The Heart of the Matter
In 1Samuel 16, God commands Samuel to go to the house of Jesse in Bethlehem to find a new king who would replace the rejected King Saul. Upon entering the house, Samuel was looking at Jesse’s sons and wondering, “Surely the Lord’s anointed is before Him.” The Lord corrected Samuel in verse 7 by saying, “Do not look at his appearance or at the height of his stature, because I have rejected him; for God sees not as man sees, for man looks at the outward appearance, but the Lord looks at the heart”. The wickedness of the heart is not always visible from the outside. Jesus illustrated this point with the Pharisees in Matthew 23:25-26 when He said, “Woe to you, scribes and Pharisees, hypocrites! For you clean the outside of the cup and of the dish, but inside they are full of robbery and self-indulgence. You blind Pharisee, first clean the inside of the cup and of the dish, so that the outside of it may become clean also.” God is interested most in the condition of the heart.

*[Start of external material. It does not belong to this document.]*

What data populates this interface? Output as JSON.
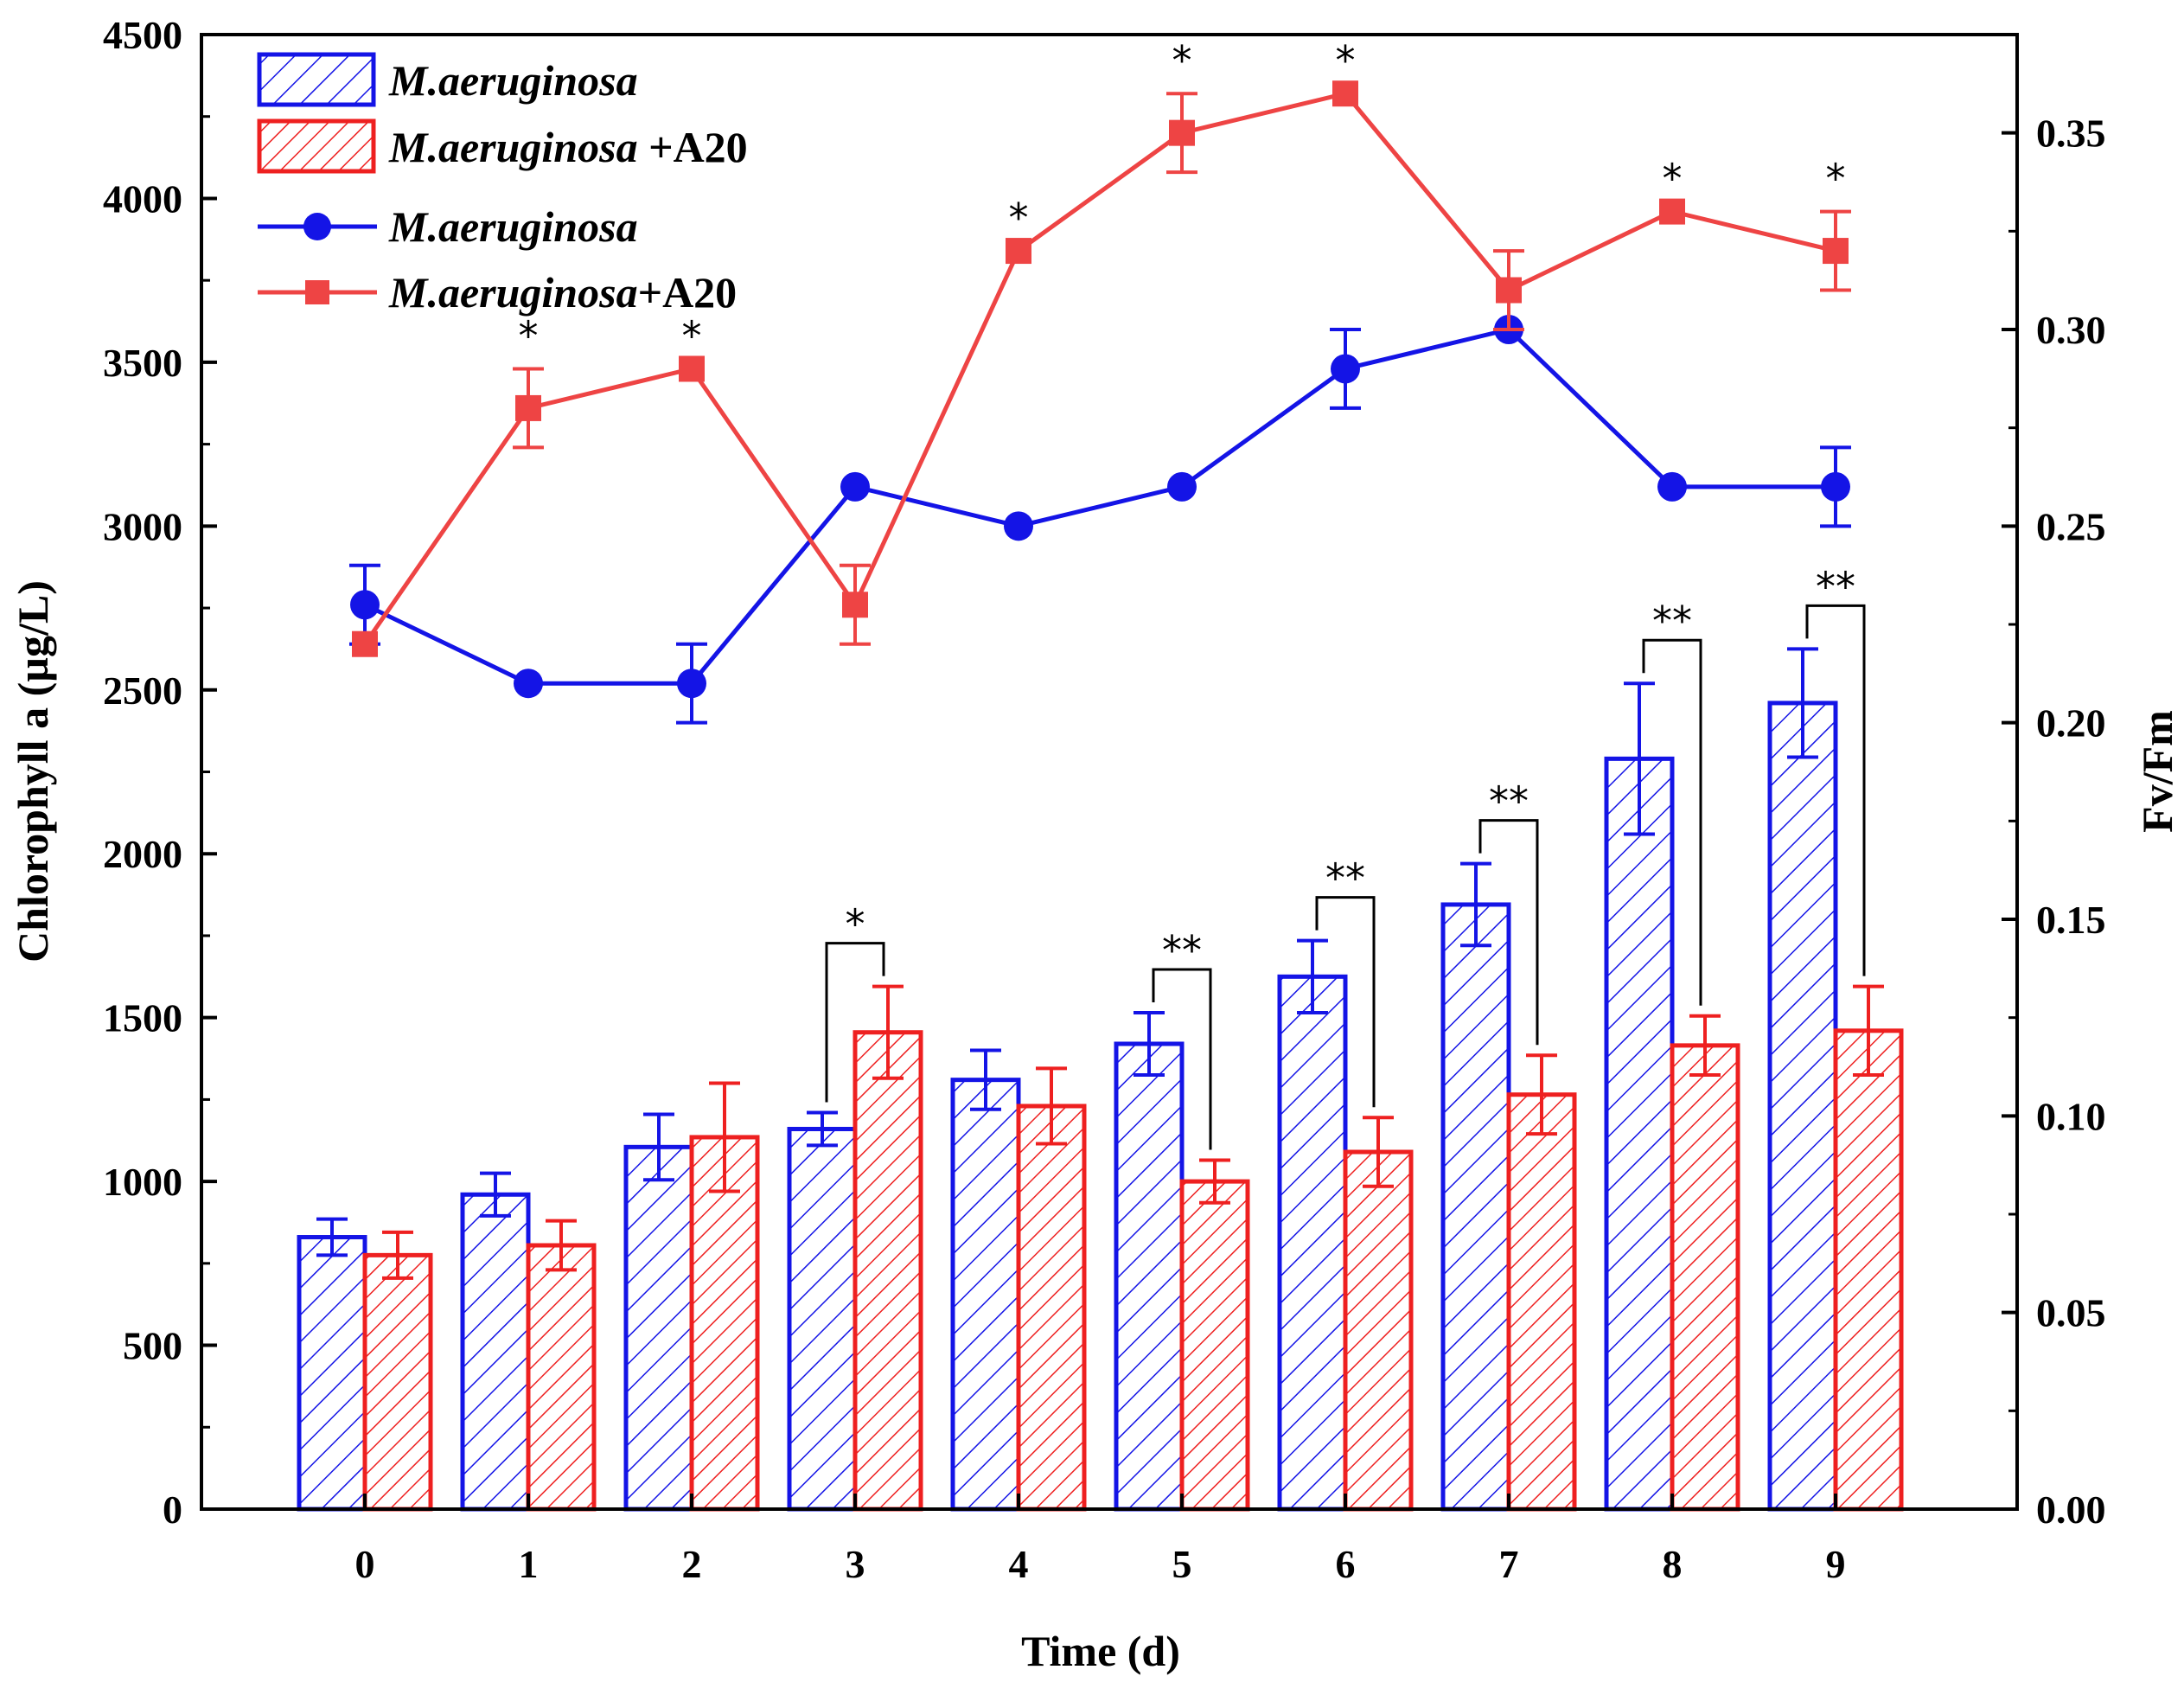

David turned out to be so favored by God because he was a man after God’s heart, “who will do all My will” (Acts 13:22). The heart is the place where man’s value judgements are determined, where his priorities are decided. Jesus said, “For where your treasure is, there your heart will be also” (Luke 12:34). The problem that man has is that his heart is “desperately wicked” in its unregenerate form and needs the work of a righteous God to test his heart and mind (Psalm 7:9). With all the corruption that one faces living in a fallen world and under the influences of fallen angel (Satan), man needs the spiritual guidance of the Lord of Righteousness. A conscious decision of the heart to recognize the authority of God and His Word and a willingness to obey puts the believer in line to receive the best of His bounty.
A Spiritual Man
For he is not a Jew who is one outwardly, nor is circumcision that which is outward in the flesh. But he is a Jew who is one inwardly; and circumcision is that which is of the heart, by the Spirit, not by the letter; and his praise is not from men, but from God. Romans 2:28-29
When the heart is open to God, man invites Him in to accomplish what the man is not capable of doing. The spiritual man, whether Jew or Christian has allowed the Holy Spirit to circumcise his heart, a removal of excess skin that is symbolic of eliminating the excesses of life that only produce a compromised relationship with Him. These excesses may take on the form of too much of this or too many of that; to be filled with the Spirit is to be free of excesses (Ephesians 5:18). The son became a prodigal when he left his home of order and moderation for loose living.
Walking by the Spirit and not the letter (i.e.. living under rules and regulations without the heart behind them) defines the one who is pleasing God and not man. Paul says in Philippians 3:3 that the true circumcision are those who “worship in the Spirit of God and glory in Christ Jesus and put no confidence in the flesh”.
The power of sin
The heart is also the place where the believer gains victory over the power of sin. The writer of Psalm 119 understood this well when he wrote verse 11, “Your word I have treasured in my heart, that I may not sin against You.” The believer wrestles with the power of the sin nature; the Word of God, treasured (placed in high esteem) in the heart provides the avenue to victory. Paul explains in 2Timothy 3:16 that, “All Scripture is inspired by God and profitable for teaching, for reproof, for correction, for training in righteousness.” The authority of God’s Word delivers the believer from all his carnal battles. In Psalm 24, King David asks the questions, “Who may ascend into the hill of the Lord? And who may stand in His holy place?” He is asking who has conquered his own fallenness. His answer in verse 4 is, “He who has clean hands and a pure heart, who has not lifted up his soul to falsehood and has not sworn deceitfully.” Since his heart is continuously under the authority of the Word of God, David is consistently being convicted to let that authority deliver David’s heart.
It’s time to risk it all
What God wants from His people is an honest, transparent relationship in which there are no secrets. Jesus declared in the Sermon on the Mount, “Blessed are the pure in heart, for they shall see God”. This purity of heart includes the sense not only of clean, but also genuine, real, not phony or hypocritical. The one who approaches God on the basis of transparency is the one who trusts God to his own hurt; he is risking it all. But isn’t that exactly what God asks of the one whom He invites into His sanctuary. Placing one’s confidence completely in the Person and work of Jesus Christ is to deny that any reliance on personal ability or performance makes any difference with God. David understood this reality when he said in Psalm 27:4, “One thing I have asked from the Lord, that I shall seek: that I may dwell in the house of the Lord all the days of my life, to behold the beauty of the Lord and to meditate in His temple.”
God is looking for anyone willing to make that kind of commitment to Him. In fact, in 2Chronicles 16:9, “For the eyes of the Lord move to and fro throughout the earth that He may strongly support those whose heart is completely His”. This kind of relationship with Him requires the whole heart, not holding back out of fear or feelings of unworthiness. The measure of a godly man is in his confidence in Who God is and what He has accomplished to man’s benefit.